BlackRock is committed to achieving net-zero greenhouse gas emissions by 2050. This was the most significant announcement in this year’s annual letter from Larry Fink, CEO and founder of the world’s largest asset manager, whose assets under management reached $8.6 trillion in 2020. 'We believe all companies - including BlackRock - must begin to address the transition to net-zero today,' wrote Fink. To do this, the asset manager will implement new practices and methodologies throughout 2021.
In particular, the management company decided to publish "a temperature alignment metric for its public equity and bond funds, where sufficient data is available", wrote Fink. Last year, however, the asset manager asked companies to report their climate data according to the recommendations of the Task Force on Climate-related Financial Disclosure (TCFD) and according to SASB standards. This simple request seems to have not been enough, with the $8.6 trillion in assets under management not fully covered by portfolio temperature. “This represents a high proportion,” according to Carole Crozat, Head of Thematic Research at BlackRock Sustainable Investing (BSI).
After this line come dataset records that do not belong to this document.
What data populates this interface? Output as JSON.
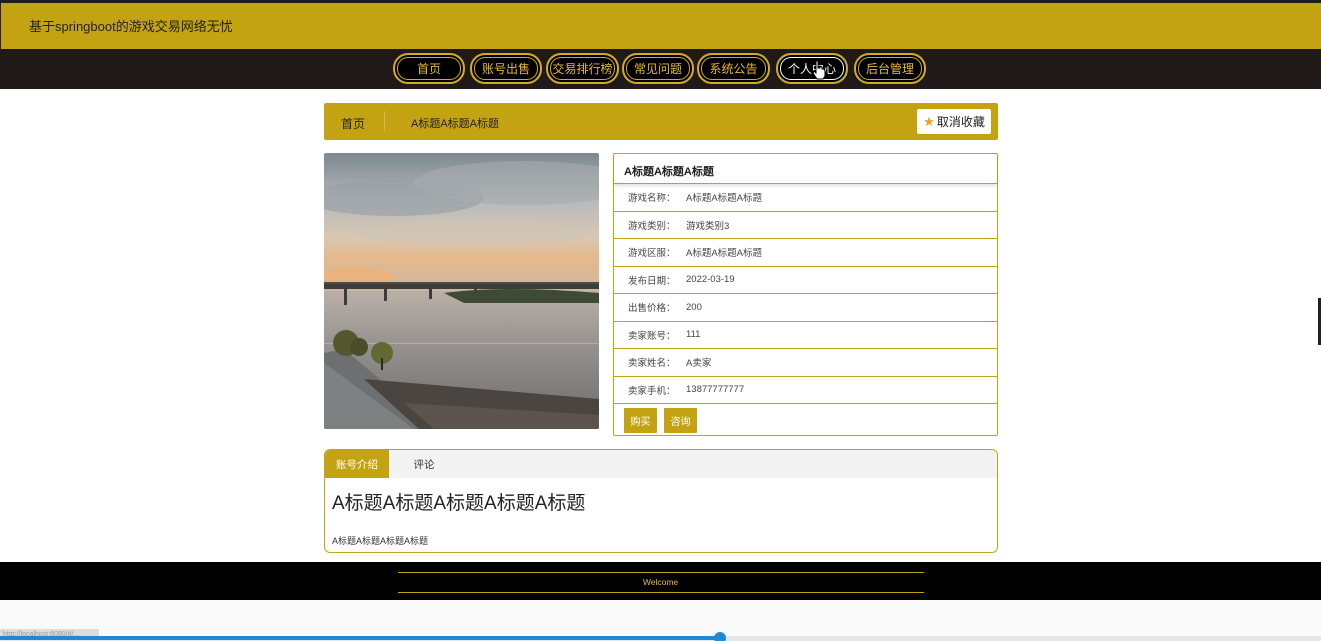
{
  "header": {
    "site_title": "基于springboot的游戏交易网络无忧"
  },
  "nav": {
    "items": [
      {
        "label": "首页"
      },
      {
        "label": "账号出售"
      },
      {
        "label": "交易排行榜"
      },
      {
        "label": "常见问题"
      },
      {
        "label": "系统公告"
      },
      {
        "label": "个人中心",
        "active": true
      },
      {
        "label": "后台管理"
      }
    ]
  },
  "breadcrumb": {
    "home": "首页",
    "current": "A标题A标题A标题",
    "fav_label": "取消收藏"
  },
  "detail": {
    "title": "A标题A标题A标题",
    "rows": [
      {
        "label": "游戏名称：",
        "value": "A标题A标题A标题"
      },
      {
        "label": "游戏类别：",
        "value": "游戏类别3"
      },
      {
        "label": "游戏区服：",
        "value": "A标题A标题A标题"
      },
      {
        "label": "发布日期：",
        "value": "2022-03-19"
      },
      {
        "label": "出售价格：",
        "value": "200"
      },
      {
        "label": "卖家账号：",
        "value": "111"
      },
      {
        "label": "卖家姓名：",
        "value": "A卖家"
      },
      {
        "label": "卖家手机：",
        "value": "13877777777"
      }
    ],
    "buy_label": "购买",
    "consult_label": "咨询"
  },
  "tabs": {
    "active_label": "账号介绍",
    "other_label": "评论",
    "content_heading": "A标题A标题A标题A标题A标题",
    "content_body": "A标题A标题A标题A标题"
  },
  "footer": {
    "text": "Welcome"
  },
  "browser": {
    "status_url": "http://localhost:8080/#/...",
    "progress": 0.545
  },
  "colors": {
    "accent": "#c4a312",
    "nav_bg": "#1f1a18",
    "nav_text": "#e8b838",
    "footer_bg": "#000000",
    "progress": "#1e88d8"
  }
}
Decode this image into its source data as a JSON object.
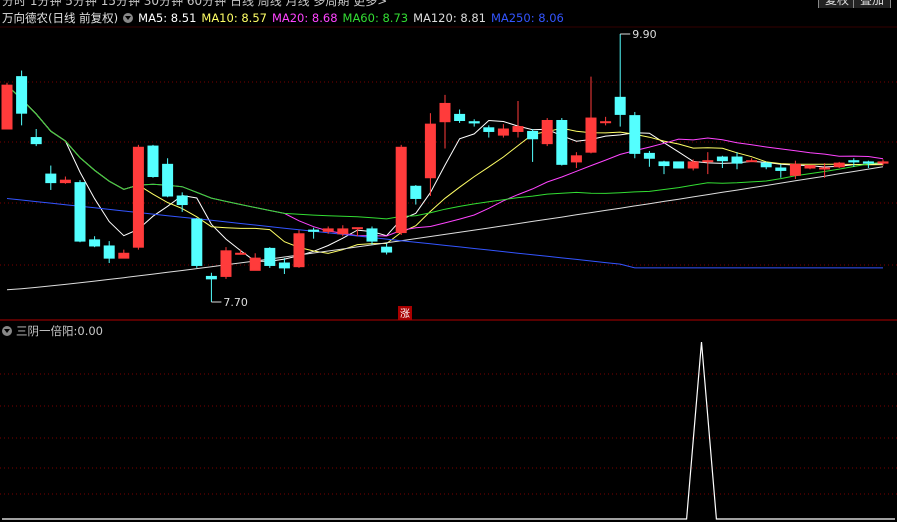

Intermediate Target in 2030
The temperature metric is intended to set an intermediate alignment target with the Paris Agreement by 2030. Therefore, the asset manager will now work on all of its portfolios, but their method to achieve this is not yet known. "There is no consensus on the temperature calculation methodology," explained Crozat. She continued, “we need to analyze the trajectory of each company according to its current greenhouse gas emissions and its commitments, to allow us to draw an emission trajectory by 2030 and 2050. By aggregating them, we can achieve a carbon budget that determines the temperature”.
Nevertheless, the means of achieving carbon neutrality have not yet been determined. According to a study by NGOs Reclaim Finance and Urgewald, BlackRock is still exposed to thermal coal to the tune of $85 billion. The exclusion policy introduced in early 2020 provided that BlackRock would no longer invest in companies with more than 25% of their turnover from thermal coal, for its active management activity (roughly one-quarter of overall activity). However, this threshold is much too high, leaving the possibility for the management company to invest in large coal producers such as BHP or Glencore.
An enhanced surveillance model
BlackRock does not plan to review the threshold at this time. However, the asset manager is setting up a 'strengthened monitoring model' for the most emitting industries, including fossil fuels. Approximately 1,000 companies in its portfolio are concerned and will be the subject of a shareholder commitment on their net-zero alignment strategy. "When there is not enough progress, we will use the right to vote against management. It is an effective, systematic, and binding tool," said Crozat.
The asset manager also plans low-carbon investment solutions for its clients, with net-zero alignment targets, or maintaining actions already aligned with them. "This means that our customers can no longer be exposed to coal or other fossil fuels," explained Crozat. The products in question have not yet been disclosed. According to the report by Reclaim Finance and Urgewald, sustainable ETFs currently represent only 3% of BlackRock’s total ETF range.